Additionally, Jewish publication Forward reported that several New York-based rabbis with liberal leanings met with Mallory and Sarsour last week. Of the 13 rabbis attending the emotional and interdenominational meeting, which also included African-American ministers and other progressives, nine ultimately signed a letter of endorsement that read, in part:
We have learned too well that divisions between Jews and People of Color only serve to further the aims of white supremacists and their enablers, and to erase the strong presence in our Jewish communities of Jews of Color. We believe there is power and beauty in an intersectional, multi-racial, multi-faith, women-led movement that is the ideal of the Women’s March. We believe the best way to ensure that ideal is to stay in the conversation and work in good faith with our partners. We also want to support our Jewish women of color sisters who have called upon the community to show up to the Women’s March.
An open letter from Jewish women of color also supported the march. One of its signatories, Filipino-American Rabbi Mira Rivera of the Jewish Renewal, told Forward, “As a person of color and a Jewish person of color, I don’t have that luxury to say I’m going to take my toys and walk away. To be even included in the room has been a struggle.”
But if some have been concerned that Mallory’s focus has been too localized upon black women, at least one black feminist organization has criticized the Women’s March for not vocalizing its specific intentions for black women. Last August, the Black Women’s Blueprint published an open letter to the organization, urging them to engage in more coalition building and to “be present for the women across identities who still see no place in the Women’s March. We urge you to embody the intersectional feminism which continues to give Black women, LGBTQ+ and gender-fluid people at the margins the language to name our oppression.”

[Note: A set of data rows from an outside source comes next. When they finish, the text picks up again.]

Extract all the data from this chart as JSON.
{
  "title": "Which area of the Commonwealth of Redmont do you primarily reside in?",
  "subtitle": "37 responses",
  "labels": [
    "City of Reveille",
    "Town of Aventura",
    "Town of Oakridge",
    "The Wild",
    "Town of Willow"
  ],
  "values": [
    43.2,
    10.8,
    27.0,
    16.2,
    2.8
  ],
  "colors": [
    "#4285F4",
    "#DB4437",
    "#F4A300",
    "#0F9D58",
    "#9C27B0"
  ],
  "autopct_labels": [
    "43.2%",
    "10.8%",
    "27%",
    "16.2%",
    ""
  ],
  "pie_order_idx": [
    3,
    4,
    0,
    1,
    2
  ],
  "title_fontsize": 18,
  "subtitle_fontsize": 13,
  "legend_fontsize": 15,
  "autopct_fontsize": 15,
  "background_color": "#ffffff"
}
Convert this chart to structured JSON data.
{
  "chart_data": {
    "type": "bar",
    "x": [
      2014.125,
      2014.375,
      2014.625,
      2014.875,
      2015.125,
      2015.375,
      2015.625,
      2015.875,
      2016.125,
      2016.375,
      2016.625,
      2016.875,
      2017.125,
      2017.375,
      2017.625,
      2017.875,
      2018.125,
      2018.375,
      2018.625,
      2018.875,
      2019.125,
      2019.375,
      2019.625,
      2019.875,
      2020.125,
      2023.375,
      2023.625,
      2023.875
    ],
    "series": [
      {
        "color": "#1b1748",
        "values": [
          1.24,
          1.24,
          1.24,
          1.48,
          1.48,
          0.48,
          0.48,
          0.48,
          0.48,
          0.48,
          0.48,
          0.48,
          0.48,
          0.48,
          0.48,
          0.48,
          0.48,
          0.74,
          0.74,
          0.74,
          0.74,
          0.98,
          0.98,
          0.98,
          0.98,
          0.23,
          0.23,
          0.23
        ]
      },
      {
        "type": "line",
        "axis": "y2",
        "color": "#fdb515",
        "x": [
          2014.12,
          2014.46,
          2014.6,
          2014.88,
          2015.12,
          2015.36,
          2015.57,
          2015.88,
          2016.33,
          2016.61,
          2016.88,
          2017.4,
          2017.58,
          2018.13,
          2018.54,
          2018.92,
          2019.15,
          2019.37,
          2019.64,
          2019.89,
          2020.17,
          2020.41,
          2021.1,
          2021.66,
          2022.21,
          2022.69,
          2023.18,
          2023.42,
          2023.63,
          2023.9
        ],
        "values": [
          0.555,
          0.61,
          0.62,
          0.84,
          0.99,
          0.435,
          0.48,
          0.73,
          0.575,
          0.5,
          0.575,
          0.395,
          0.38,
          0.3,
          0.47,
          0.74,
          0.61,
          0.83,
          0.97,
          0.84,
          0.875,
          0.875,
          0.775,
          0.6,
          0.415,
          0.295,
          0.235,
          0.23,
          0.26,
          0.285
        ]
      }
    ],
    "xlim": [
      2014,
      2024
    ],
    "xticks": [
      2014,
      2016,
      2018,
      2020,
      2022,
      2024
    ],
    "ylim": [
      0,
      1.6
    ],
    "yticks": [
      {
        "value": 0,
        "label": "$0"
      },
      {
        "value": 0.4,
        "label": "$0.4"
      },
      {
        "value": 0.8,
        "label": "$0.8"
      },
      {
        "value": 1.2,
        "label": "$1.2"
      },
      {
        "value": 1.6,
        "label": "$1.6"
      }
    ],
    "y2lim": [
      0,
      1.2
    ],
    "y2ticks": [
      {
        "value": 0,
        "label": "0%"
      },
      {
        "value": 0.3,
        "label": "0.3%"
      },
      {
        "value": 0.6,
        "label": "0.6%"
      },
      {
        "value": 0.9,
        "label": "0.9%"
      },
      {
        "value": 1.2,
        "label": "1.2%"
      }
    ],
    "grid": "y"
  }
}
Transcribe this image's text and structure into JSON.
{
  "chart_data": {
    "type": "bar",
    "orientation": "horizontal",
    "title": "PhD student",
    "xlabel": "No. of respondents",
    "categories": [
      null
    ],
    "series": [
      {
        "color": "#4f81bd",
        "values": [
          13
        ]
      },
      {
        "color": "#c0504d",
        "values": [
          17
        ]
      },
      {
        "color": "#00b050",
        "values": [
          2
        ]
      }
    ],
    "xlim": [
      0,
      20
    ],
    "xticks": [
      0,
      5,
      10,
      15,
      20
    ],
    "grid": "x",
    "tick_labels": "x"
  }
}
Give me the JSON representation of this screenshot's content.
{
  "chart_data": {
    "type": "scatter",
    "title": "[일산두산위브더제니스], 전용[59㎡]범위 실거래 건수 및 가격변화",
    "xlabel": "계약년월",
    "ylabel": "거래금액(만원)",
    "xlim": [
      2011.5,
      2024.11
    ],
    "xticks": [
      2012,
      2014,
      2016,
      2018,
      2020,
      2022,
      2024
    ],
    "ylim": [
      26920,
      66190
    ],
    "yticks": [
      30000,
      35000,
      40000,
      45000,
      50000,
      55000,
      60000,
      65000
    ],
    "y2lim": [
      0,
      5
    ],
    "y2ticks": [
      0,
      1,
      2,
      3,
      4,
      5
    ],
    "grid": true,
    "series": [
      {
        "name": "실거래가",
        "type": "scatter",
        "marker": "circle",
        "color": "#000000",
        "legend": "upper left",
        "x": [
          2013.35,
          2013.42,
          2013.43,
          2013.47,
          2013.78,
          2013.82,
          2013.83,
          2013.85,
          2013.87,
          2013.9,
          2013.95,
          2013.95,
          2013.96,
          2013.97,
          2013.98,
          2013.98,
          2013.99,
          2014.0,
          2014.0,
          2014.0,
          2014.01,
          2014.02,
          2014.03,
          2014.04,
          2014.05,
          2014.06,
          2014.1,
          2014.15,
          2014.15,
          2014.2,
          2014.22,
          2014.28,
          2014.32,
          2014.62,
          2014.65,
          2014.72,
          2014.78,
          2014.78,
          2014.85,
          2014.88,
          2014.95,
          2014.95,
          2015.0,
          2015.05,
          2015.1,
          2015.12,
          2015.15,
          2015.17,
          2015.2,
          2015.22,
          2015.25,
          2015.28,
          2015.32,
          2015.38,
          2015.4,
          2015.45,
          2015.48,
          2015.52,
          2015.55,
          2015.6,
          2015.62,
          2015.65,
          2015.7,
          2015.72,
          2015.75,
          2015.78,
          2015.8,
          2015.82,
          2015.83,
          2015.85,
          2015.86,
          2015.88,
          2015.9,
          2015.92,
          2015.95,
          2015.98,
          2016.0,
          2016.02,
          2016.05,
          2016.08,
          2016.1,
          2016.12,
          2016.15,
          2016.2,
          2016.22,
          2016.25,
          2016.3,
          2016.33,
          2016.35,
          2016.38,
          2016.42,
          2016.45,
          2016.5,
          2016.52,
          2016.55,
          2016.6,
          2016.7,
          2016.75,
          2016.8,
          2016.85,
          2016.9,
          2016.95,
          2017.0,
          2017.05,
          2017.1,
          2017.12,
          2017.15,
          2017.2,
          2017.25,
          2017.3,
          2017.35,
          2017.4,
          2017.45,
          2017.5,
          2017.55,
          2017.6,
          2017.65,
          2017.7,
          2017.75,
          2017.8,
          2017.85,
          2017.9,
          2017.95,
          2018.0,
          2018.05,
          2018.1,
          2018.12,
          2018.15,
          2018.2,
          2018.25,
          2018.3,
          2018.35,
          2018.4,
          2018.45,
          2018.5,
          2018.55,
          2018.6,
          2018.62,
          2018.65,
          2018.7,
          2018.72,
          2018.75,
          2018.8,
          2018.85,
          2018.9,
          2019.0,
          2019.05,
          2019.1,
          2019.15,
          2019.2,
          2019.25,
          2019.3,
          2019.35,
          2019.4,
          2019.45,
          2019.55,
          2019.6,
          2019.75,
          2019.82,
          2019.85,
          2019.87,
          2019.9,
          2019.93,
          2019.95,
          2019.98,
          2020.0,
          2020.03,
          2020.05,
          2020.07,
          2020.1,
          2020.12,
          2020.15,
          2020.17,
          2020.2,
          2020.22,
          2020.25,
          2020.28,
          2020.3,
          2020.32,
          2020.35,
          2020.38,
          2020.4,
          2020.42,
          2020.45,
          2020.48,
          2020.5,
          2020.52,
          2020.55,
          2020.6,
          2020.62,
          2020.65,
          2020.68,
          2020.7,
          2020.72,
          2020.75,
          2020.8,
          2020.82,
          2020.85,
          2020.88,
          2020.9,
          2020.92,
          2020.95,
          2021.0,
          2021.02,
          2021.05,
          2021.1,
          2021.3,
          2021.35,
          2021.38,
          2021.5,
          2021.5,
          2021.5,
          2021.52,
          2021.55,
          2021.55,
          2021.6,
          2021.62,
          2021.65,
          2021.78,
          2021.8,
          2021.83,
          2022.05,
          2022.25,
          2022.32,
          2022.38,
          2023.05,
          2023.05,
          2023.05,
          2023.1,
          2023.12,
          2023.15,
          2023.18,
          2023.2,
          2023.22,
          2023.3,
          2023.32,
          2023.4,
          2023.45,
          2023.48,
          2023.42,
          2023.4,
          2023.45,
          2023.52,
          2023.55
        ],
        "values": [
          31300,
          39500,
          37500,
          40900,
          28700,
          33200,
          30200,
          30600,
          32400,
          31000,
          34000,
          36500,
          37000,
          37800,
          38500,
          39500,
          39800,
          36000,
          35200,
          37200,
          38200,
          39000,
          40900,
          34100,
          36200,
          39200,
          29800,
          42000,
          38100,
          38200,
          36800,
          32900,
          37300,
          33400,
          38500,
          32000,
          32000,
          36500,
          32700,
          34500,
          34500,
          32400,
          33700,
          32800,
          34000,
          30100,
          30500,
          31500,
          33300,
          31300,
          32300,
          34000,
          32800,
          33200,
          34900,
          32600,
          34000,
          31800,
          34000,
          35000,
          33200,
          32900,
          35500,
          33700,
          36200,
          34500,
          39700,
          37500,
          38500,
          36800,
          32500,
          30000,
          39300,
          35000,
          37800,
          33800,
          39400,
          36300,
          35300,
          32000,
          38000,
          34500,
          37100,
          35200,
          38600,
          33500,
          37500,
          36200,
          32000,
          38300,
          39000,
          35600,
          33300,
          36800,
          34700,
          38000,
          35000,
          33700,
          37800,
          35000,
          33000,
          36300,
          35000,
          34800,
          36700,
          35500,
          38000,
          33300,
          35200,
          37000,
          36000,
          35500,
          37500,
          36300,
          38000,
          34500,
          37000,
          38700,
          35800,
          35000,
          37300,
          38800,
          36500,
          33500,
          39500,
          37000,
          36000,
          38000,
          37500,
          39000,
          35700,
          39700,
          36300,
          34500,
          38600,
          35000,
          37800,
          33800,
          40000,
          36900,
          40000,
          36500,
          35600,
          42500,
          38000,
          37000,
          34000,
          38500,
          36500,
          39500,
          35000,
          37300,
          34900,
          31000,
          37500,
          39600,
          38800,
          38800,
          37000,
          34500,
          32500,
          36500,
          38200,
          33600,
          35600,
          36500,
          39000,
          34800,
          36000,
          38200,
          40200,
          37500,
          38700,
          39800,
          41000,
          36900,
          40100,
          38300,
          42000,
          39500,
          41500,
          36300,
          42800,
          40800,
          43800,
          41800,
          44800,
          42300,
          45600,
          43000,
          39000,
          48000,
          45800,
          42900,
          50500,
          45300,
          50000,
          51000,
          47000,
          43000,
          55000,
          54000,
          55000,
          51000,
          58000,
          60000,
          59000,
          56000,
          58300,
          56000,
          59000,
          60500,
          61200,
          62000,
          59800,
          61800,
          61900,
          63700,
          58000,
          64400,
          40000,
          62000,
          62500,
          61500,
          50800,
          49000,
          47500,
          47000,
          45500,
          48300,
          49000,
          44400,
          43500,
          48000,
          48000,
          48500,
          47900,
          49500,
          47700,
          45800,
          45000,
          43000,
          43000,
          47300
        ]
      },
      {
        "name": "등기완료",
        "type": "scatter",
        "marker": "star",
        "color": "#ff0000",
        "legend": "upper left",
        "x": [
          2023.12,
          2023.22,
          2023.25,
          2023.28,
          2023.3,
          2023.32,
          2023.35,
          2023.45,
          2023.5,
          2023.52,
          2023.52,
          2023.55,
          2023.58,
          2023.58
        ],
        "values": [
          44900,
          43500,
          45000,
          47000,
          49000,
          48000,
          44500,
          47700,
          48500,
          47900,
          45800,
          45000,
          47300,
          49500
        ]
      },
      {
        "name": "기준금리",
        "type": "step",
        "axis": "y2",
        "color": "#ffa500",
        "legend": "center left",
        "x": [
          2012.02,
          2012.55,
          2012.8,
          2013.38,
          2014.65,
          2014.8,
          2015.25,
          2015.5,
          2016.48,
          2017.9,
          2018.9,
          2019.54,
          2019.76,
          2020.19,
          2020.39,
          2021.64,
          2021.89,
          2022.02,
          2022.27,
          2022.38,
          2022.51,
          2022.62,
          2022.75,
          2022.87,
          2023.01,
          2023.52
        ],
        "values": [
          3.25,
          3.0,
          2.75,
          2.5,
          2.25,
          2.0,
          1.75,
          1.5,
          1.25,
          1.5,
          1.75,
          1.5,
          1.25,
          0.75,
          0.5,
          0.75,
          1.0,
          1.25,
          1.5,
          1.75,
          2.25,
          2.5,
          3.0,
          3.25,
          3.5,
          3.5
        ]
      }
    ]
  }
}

By contrast, many well-known black female leaders and allies applaud the work of the march, in general, and Mallory’s leadership, in particular. Two days before the scheduled march, they launched an online petition that garnered hundred of signatures within hours. Supporters include Susan L. Taylor, Johnetta B. Cole, Michaela Angela Davis, Donna Brazile, Julianne Malveaux and Marc Morial.
On Friday, The Women’s March conducts Lobby Day on Capitol Hill to discuss its policy agenda with legislators. Mallory considers it an important part of the organization’s evolution. “We’ve spent a lot of time building infrastructure over the last two years. At the same time, being one of the most consistent resistance forces to go up against this administration,” she said. “So, we were holding both things; building some of the more institutional and foundational pieces, and then also dealing with the very immediate crisis of the current administration.”
On Saturday, marchers will gather at Freedom Plaza at 1455 Pennsylvania Ave. NW, Washington, D.C. The march kicks off at 10 a.m. at the corner of Pennsylvania Ave NW & 13th St N in Washington, D.C. and returns to Freedom Plaza at 1 p.m. for the rally, which is scheduled to end at 4 p.m.
“For women of color this has been a moment when we are forcing every conversation to begin with the needs of the most disenfranchised and we have seen white women working to become more responsive,” said Mallory. “I am proud of this because the movement will take all of us.”